- The paper presents its main contribution by benchmarking LLM-based embeddings against classical models using cosine similarity and analogy tests.
- It demonstrates that LLMs like ADA and PaLM achieve superior semantic clustering and word-pair similarity compared to traditional methods.
- It reveals that SBERT, while resource-efficient, maintains notable agreement with LLMs, highlighting its potential in constrained environments.
Revisiting Word Embeddings in the LLM Era
Introduction
The paper "Revisiting Word Embeddings in the LLM Era" (2402.11094) investigates the efficacy of LLMs as word embedding models, particularly in comparison to classical methods like SBERT and USE. The study critically examines whether the enhanced performance of LLMs is primarily due to their scale or if they inherently produce distinct embeddings. The authors focus on two primary analyses: word-pair similarity and word analogy tasks, using metrics such as cosine similarity to explore embeddings' latent semantic spaces.
Word-Pair Similarity Analysis
One of the principal investigations in the paper revolves around analyzing how LLM-based embeddings contrast with classical ones in terms of word-pair cosine similarity. Using a corpus of approximately 80,000 distinct words from WordNet, the authors compute the cosine similarity of every word pair across different models, totaling around 6.4 billion pairs.
The results, depicted in (Figure 1), demonstrate that LLM-based embeddings, particularly ADA and LLaMA, exhibit higher expected cosine similarity for random word pairs than classical models. This finding underscores significant differences in the latent semantic spacing among models, as LLMs evidently cluster semantically related words more tightly.
Figure 1: The distribution of cosine similarities between all pairs of words for each model.
Further, the study utilizes the BATS dataset to compare morphologically and semantically related word pairs. Notably, as demonstrated in (Figure 2), ADA, PaLM, and SBERT distinctly separate related pairs from unrelated ones better than other models, highlighting their superior semantic similarity capture.
Figure 2: Histogram showing the distribution of cosine similarities for random, morphologically related, and semantically related pairs of words for each model.
Word Analogy Task Analysis
The paper expands its exploration to the word analogy task, traditionally performed on classical models.
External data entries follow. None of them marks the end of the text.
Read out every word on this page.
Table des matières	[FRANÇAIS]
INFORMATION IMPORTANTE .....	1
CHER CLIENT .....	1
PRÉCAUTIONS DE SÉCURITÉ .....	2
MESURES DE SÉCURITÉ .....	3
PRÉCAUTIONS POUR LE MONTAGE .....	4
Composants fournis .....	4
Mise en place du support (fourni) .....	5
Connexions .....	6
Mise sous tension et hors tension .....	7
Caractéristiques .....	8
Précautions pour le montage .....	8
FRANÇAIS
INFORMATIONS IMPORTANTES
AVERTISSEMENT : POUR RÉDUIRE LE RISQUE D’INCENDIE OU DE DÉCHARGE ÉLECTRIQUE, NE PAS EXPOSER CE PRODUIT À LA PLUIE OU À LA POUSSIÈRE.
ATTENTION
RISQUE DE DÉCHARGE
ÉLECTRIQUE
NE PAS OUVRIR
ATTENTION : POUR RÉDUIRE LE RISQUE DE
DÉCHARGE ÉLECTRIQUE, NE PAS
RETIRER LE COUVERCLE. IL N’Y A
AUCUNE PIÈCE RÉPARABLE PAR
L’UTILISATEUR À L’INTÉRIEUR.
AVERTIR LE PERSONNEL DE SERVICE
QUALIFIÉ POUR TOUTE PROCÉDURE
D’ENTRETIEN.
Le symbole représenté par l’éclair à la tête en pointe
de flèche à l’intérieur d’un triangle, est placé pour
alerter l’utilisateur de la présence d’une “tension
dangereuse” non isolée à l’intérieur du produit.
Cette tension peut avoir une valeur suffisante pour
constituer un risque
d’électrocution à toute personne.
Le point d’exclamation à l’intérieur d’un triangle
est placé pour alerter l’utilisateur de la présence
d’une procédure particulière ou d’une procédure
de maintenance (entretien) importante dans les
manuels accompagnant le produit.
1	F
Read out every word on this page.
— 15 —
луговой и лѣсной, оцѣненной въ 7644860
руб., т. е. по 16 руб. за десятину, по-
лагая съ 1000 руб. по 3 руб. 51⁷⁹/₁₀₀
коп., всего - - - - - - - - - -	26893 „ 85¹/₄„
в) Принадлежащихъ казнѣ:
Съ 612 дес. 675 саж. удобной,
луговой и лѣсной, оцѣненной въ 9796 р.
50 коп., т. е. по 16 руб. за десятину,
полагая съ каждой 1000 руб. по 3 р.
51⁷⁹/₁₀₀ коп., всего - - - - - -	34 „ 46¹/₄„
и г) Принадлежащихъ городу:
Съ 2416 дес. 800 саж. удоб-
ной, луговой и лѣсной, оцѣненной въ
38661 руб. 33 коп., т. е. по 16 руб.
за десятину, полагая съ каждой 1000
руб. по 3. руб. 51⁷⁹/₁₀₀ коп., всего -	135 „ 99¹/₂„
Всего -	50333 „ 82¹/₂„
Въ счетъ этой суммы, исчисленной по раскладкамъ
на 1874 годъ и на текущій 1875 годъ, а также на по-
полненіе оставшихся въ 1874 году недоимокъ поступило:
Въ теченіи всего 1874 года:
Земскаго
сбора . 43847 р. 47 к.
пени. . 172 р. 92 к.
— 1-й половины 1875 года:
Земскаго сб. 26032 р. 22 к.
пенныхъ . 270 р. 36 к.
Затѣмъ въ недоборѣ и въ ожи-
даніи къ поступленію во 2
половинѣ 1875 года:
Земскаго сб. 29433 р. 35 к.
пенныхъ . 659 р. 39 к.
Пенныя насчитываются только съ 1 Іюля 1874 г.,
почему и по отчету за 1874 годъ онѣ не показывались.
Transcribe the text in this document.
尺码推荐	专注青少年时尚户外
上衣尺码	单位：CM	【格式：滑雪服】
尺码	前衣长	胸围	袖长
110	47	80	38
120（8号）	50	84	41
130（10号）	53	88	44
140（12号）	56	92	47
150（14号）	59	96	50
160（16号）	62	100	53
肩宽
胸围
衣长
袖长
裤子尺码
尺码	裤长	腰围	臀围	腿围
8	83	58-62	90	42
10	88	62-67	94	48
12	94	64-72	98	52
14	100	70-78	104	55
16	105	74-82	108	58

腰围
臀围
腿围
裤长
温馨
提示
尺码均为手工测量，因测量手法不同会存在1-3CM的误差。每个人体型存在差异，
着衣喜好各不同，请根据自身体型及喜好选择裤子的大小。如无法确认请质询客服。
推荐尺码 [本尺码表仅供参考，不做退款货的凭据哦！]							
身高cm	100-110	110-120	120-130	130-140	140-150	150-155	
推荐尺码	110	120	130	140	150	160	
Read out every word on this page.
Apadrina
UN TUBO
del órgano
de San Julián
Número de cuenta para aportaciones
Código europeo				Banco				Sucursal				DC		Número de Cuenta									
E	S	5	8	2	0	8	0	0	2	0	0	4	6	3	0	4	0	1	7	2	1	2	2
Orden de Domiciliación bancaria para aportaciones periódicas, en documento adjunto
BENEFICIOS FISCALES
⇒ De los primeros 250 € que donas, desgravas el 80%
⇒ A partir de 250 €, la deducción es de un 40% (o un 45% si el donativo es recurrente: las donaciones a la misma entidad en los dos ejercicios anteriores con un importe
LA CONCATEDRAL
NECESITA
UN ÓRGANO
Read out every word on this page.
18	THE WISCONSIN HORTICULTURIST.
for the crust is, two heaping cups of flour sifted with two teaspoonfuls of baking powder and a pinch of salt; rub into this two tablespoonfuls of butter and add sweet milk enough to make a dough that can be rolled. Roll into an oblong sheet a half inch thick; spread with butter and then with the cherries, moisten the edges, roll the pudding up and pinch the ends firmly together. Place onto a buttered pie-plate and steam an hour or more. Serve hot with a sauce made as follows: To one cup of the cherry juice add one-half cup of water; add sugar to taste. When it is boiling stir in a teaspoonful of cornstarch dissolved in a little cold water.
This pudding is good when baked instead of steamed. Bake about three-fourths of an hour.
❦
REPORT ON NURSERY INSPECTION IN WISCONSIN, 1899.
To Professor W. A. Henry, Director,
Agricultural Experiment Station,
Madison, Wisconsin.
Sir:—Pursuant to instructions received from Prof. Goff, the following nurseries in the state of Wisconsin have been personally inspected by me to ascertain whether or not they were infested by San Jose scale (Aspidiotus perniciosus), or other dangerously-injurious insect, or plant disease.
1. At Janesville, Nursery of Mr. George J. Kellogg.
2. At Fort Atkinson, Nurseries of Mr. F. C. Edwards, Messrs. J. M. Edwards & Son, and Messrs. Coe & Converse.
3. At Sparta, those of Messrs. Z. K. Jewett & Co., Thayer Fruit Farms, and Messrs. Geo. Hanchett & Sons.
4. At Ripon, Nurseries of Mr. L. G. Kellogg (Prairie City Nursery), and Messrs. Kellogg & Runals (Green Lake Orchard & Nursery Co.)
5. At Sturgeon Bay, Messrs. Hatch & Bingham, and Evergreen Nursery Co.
It evaluates LLMs using the BATS dataset under several analogy-solving metrics, including 3CosAdd and LRCos, among others.
The results reveal that ADA and PaLM perform significantly better than classical embeddings, as illustrated in the report. Interestingly, SBERT, despite being a classical model, is often ranked as the third-best performer, hinting at its potential as a resource-efficient alternative. These results are encapsulated in (Figure 3), which reflects the ranking discrepancies among various embeddings for certain BATS categories.
Figure 3: For each model, the cosine similarity of related words was found and ranked according to all pairs of words. Here, the difference in ranking between model pairs for certain BATS categories is shown.
Correlation and Agreement Among Models
The study further scrutinizes the degree of agreement among different embedding models regarding word pair similarities. The results, portrayed in (Figure 4), indicate that only ADA and PaLM, both LLMs, consistently align in their semantic assessments. Surprisingly, SBERT also shows a notable degree of agreement with these heavy LLMs, demonstrating its versatility and robustness despite being a lighter model.

Figure 4: Kendal tau correlation coefficients for each pair of models, found using a large dataset of pairs of words.
Conclusion
The comprehensive investigation in this study establishes that LLM-based word embeddings generally offer significant enhancements in semantic clustering and analogy task performance compared to classical models. ADA and PaLM, in particular, demonstrate strong capabilities in these areas. However, the findings also suggest that SBERT, a classical model, holds its ground well, proposing itself as a viable option for resource-constrained environments due to its agreement with more resource-intensive LLMs. These insights pave the way for future explorations that aim to elucidate the nuanced distinctions and potential integrations of classical and LLM-based word embeddings in NLP applications.